I’m Not That Girl
29 Mar 2011 1 Comment
in Family, feelings, Friendship, Life, Love
Okay, this post has been in my head and heart for about 3 months now. I’ve been almost a little leery about writing it because it’s very revealing. Hopefully, it will help me understand myself a little better and help you understand me a little better, too.
I’m not that girl that stops traffic with my looks. There’s nothing super glamorous or pretty about me. I like the way I look for the most part except for losing weight which is entirely up to me. I’m just your average Black girl.
I’m not a girl with Daddy issues. My Dad and I are close, I love him. He has shown me through his successes and mistakes what a man should and shouldn’t be. He’s the ruler by which I measure all men. I don’t have issues with men because of my Dad. My issues with men are all my own from my mistakes and missteps.

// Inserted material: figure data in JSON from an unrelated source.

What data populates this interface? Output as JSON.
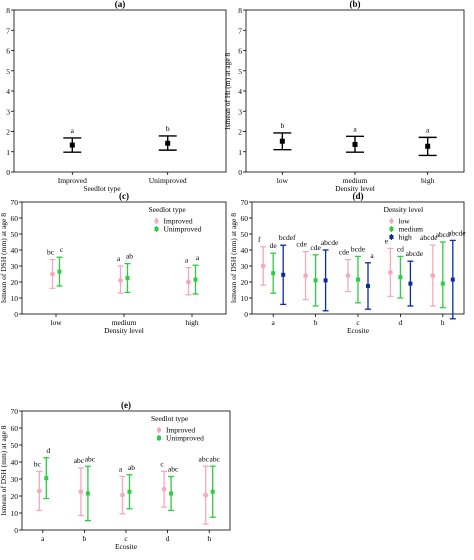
{
  "colors": {
    "improved": "#f5a9bd",
    "unimproved": "#2ecc40",
    "low": "#f5a9bd",
    "medium": "#2ecc40",
    "high": "#0b2aa8",
    "black": "#000000"
  },
  "chart_data": [
    {
      "panel": "(a)",
      "type": "scatter",
      "error_bars": true,
      "title": "(a)",
      "ylabel": "lsmean of Ht (m) at age 8",
      "xlabel": "Seedlot type",
      "ylim": [
        0,
        8
      ],
      "yticks": [
        "0",
        "1",
        "2",
        "3",
        "4",
        "5",
        "6",
        "7",
        "8"
      ],
      "categories": [
        "Improved",
        "Unimproved"
      ],
      "series": [
        {
          "color": "black",
          "values": [
            1.33,
            1.42
          ],
          "lower": [
            0.98,
            1.08
          ],
          "upper": [
            1.68,
            1.78
          ],
          "letters": [
            "a",
            "b"
          ]
        }
      ]
    },
    {
      "panel": "(b)",
      "type": "scatter",
      "error_bars": true,
      "title": "(b)",
      "ylabel": "lsmean of Ht (m) at age 8",
      "xlabel": "Density level",
      "ylim": [
        0,
        8
      ],
      "yticks": [
        "0",
        "1",
        "2",
        "3",
        "4",
        "5",
        "6",
        "7",
        "8"
      ],
      "categories": [
        "low",
        "medium",
        "high"
      ],
      "series": [
        {
          "color": "black",
          "values": [
            1.52,
            1.36,
            1.27
          ],
          "lower": [
            1.1,
            0.98,
            0.82
          ],
          "upper": [
            1.93,
            1.76,
            1.71
          ],
          "letters": [
            "b",
            "a",
            "a"
          ]
        }
      ]
    },
    {
      "panel": "(c)",
      "type": "scatter",
      "error_bars": true,
      "title": "(c)",
      "ylabel": "lsmean of DSH (mm) at age 8",
      "xlabel": "Density level",
      "ylim": [
        0,
        70
      ],
      "yticks": [
        "0",
        "10",
        "20",
        "30",
        "40",
        "50",
        "60",
        "70"
      ],
      "categories": [
        "low",
        "medium",
        "high"
      ],
      "legend": {
        "title": "Seedlot type",
        "position": "top-right"
      },
      "series": [
        {
          "name": "Improved",
          "color": "improved",
          "values": [
            25,
            21,
            20
          ],
          "lower": [
            16,
            13,
            12
          ],
          "upper": [
            34,
            30,
            29
          ],
          "letters": [
            "bc",
            "a",
            "a"
          ]
        },
        {
          "name": "Unimproved",
          "color": "unimproved",
          "values": [
            26.5,
            22.5,
            21.5
          ],
          "lower": [
            17.5,
            13.5,
            12.5
          ],
          "upper": [
            35.5,
            31.5,
            30.5
          ],
          "letters": [
            "c",
            "ab",
            "a"
          ]
        }
      ]
    },
    {
      "panel": "(d)",
      "type": "scatter",
      "error_bars": true,
      "title": "(d)",
      "ylabel": "lsmean of DSH (mm) at age 8",
      "xlabel": "Ecosite",
      "ylim": [
        0,
        70
      ],
      "yticks": [
        "0",
        "10",
        "20",
        "30",
        "40",
        "50",
        "60",
        "70"
      ],
      "categories": [
        "a",
        "b",
        "c",
        "d",
        "h"
      ],
      "legend": {
        "title": "Density level",
        "position": "top-right"
      },
      "series": [
        {
          "name": "low",
          "color": "low",
          "values": [
            30,
            24,
            24,
            26,
            24
          ],
          "lower": [
            18,
            9,
            14,
            11,
            5
          ],
          "upper": [
            42,
            39,
            34,
            41,
            43
          ],
          "letters": [
            "f",
            "cde",
            "cde",
            "e",
            "abcde"
          ]
        },
        {
          "name": "medium",
          "color": "medium",
          "values": [
            25.5,
            21,
            21.5,
            23,
            19
          ],
          "lower": [
            13,
            5,
            7,
            10,
            4
          ],
          "upper": [
            38,
            37,
            36,
            36,
            45
          ],
          "letters": [
            "de",
            "cde",
            "bcde",
            "cd",
            "abcd"
          ]
        },
        {
          "name": "high",
          "color": "high",
          "values": [
            24.5,
            21,
            17.5,
            19,
            21.5
          ],
          "lower": [
            6,
            2,
            3,
            5,
            -3
          ],
          "upper": [
            43,
            40,
            32,
            33,
            46
          ],
          "letters": [
            "bcdef",
            "abcde",
            "a",
            "abcde",
            "abcde"
          ]
        }
      ]
    },
    {
      "panel": "(e)",
      "type": "scatter",
      "error_bars": true,
      "title": "(e)",
      "ylabel": "lsmean of DSH (mm) at age 8",
      "xlabel": "Ecosite",
      "ylim": [
        0,
        70
      ],
      "yticks": [
        "0",
        "10",
        "20",
        "30",
        "40",
        "50",
        "60",
        "70"
      ],
      "categories": [
        "a",
        "b",
        "c",
        "d",
        "h"
      ],
      "legend": {
        "title": "Seedlot type",
        "position": "top-right"
      },
      "series": [
        {
          "name": "Improved",
          "color": "improved",
          "values": [
            23,
            22.5,
            20.5,
            24,
            20.5
          ],
          "lower": [
            11.5,
            8.5,
            9.5,
            13.5,
            3.5
          ],
          "upper": [
            34.5,
            36.5,
            31.5,
            34.5,
            37.5
          ],
          "letters": [
            "bc",
            "abc",
            "a",
            "c",
            "abc"
          ]
        },
        {
          "name": "Unimproved",
          "color": "unimproved",
          "values": [
            30.5,
            21.5,
            22.5,
            21.5,
            22.5
          ],
          "lower": [
            18.5,
            5.5,
            12.5,
            11.5,
            7.5
          ],
          "upper": [
            42.5,
            37.5,
            32.5,
            31.5,
            37.5
          ],
          "letters": [
            "d",
            "abc",
            "ab",
            "abc",
            "abc"
          ]
        }
      ]
    }
  ]
}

I’m not the girl to lose sense of self over a man. I think that’s due to the fact that I’ve never been in love. I’ve never had that all-consuming feeling where the world outside ceased to exist because I was in a relationship. I’m never the one to cancel previous plans with friends or family because I’m involved with somebody. I’m not that girl who doesn’t talk to her friends for six months because I’m in love and he’s the best thing since sliced bread. I’m not the girl that stops eating because her boyfriend just broke up with her or cries for two days straight because she caught him cheating.

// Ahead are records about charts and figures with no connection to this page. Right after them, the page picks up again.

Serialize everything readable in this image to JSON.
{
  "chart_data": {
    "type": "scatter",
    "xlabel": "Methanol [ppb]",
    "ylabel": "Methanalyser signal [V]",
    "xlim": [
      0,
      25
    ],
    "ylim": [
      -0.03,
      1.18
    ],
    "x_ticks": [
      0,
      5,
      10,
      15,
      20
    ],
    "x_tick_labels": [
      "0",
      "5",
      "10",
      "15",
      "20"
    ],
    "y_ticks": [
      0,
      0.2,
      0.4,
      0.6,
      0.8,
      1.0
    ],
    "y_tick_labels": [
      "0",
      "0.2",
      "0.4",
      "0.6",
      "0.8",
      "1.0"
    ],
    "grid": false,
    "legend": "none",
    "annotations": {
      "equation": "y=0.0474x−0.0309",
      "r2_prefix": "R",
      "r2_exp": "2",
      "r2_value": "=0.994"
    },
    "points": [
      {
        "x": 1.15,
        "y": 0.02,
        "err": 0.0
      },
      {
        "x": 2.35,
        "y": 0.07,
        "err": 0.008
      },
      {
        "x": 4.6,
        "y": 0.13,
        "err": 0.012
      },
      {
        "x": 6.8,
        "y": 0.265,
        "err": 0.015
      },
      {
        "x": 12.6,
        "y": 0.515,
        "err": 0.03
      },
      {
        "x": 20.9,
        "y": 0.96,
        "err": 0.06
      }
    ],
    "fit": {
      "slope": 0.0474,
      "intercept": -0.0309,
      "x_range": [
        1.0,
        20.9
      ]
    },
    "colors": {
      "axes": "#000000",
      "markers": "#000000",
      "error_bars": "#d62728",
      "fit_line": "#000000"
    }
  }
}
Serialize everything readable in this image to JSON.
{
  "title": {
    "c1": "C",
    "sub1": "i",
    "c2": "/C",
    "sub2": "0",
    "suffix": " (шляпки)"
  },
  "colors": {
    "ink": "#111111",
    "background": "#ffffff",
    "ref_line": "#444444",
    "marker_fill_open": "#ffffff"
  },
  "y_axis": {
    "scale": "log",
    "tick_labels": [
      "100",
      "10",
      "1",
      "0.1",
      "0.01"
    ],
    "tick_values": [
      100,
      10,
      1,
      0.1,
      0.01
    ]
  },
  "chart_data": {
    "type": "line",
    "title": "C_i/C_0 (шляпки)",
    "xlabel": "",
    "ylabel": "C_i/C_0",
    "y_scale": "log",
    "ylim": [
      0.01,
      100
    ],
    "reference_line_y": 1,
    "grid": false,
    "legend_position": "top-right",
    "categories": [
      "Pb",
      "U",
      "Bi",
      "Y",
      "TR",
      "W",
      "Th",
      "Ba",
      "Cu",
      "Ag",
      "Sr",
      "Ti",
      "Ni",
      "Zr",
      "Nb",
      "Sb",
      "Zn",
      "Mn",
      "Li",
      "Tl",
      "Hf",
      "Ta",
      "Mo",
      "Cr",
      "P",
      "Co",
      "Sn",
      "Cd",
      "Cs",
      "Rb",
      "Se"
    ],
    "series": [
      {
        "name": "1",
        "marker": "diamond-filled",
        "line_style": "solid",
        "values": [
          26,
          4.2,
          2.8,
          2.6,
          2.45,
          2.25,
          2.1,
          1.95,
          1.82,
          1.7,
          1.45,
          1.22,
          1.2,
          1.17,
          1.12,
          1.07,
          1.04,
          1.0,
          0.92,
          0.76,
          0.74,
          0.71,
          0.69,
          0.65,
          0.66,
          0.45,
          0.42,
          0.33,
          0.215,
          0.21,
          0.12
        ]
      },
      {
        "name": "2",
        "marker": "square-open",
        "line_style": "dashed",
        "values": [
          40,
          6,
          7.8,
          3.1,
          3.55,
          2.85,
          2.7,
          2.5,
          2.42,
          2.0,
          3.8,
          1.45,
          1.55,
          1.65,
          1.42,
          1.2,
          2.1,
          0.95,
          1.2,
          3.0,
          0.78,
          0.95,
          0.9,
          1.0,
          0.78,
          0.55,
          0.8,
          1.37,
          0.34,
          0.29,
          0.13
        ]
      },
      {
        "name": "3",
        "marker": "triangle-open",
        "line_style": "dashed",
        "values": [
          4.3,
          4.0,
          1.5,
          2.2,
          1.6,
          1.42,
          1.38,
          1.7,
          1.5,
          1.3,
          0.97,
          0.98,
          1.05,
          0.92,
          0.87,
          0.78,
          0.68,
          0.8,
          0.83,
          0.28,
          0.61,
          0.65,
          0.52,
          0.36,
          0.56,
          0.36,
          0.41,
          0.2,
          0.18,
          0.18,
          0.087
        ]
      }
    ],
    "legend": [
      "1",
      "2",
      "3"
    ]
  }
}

I’m not a girl that puts all my feelings out there. While, I enjoy conversing at much as the next woman, I keep a little part of myself separate from the world. I don’t think anybody knows me fully except the Creator and I bet he shakes His head at me daily.
I’m not that girl who allows people to hurt her, easily. My big sis, Vanessa, tells me that I’m pessimistically cautious but I disagree, I think I’m realistically cautious. I don’t think that you should set yourself up to get hurt. If you can do whatever you can to prevent it, then you take precautions. When I get hurt, I do one of two things. I will forgive you, place you in your new box in my life and keep it moving. Or, I will cut your completely out of my life. That’s just how I roll.
I still feel like this post is incomplete. I guess I will try to finish it when I start examining my other feelings.
Apr 04, 2011 @ 22:14:54
This is an interesting post. Yep, Melette, you ARE an original!!!